What is Venture Investing?

Posted by Erica Duignan Minnihan on Jul 6, 2016 1:17:45 PM


Venture capital is money provided by investors to startup firms and small businesses with perceived long-term, high-growth potential. This is a very important source of funding for startups that do not have access to capital markets.

Although these investments are much higher risk than public market investments, they also tend to have much higher expected return potential. This high-risk, high-return-potential asset profile makes it very important to take a portfolio approach when making venture investments.

Venture Investing has become a very important source growth capital for the US economy over the last 30 years. More and more innovation is happening outside of large corporations and inside small, nimble startups. Do you wonder why that is the case?

Large public companies have what is known as a “cost of capital”. This cost of capital is distributed between the cost of any outstanding debt (the “interest rate”), and the required return on equity. The lower the cost of capital for a public company, the higher the stock price. This is because the company’s stock price is calculated by discounting the projected earnings by the cost of capital. A lower discount rate equals a higher price.

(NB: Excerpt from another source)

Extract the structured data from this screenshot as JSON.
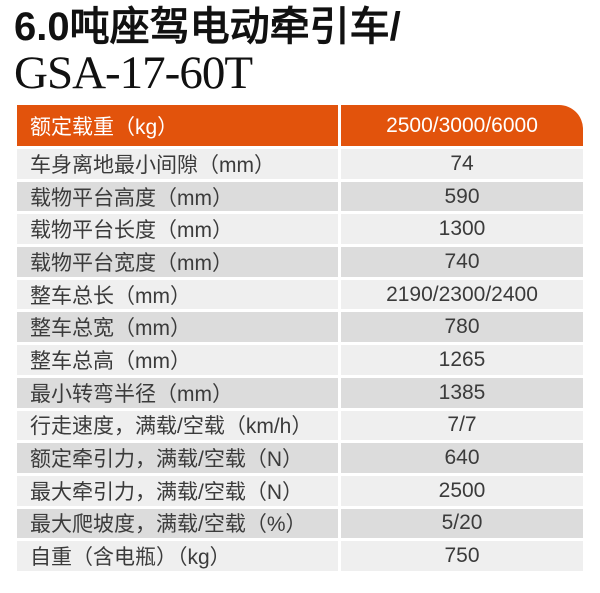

So, you can understand why big public companies are incentivized the keep the perceived risk of their earnings streams low, resulting in a lower weighted average cost of capital, and .... you guessed it .... a higher stock price. The greater the uncertainty, the greater the cost of capital. And it is for this reason that enterprise managers prefer that “innovation” and the additional risk that comes with it, happens off their balance sheet.

Enter the venture capital market. This is a “special” pool of capital specifically designed to handle the high-risk, high-return nature of the innovation economy. And although some venture-backed companies eventually go public, the vast majority are acquired by public companies one their growth is large and stable enough to be “accretive” to earnings without increasing the perceived risk of the cash flows.

This is also why we have a record number of US employees working at “money-losing” companies. All that investment that used to happen within a public company, now happens outside the company, at a startup. And then all those “losses” are recouped when the startup sells to a larger company that can integrate what it has built profitably into its much larger machine.

And that my friends, it what venture investing is all about.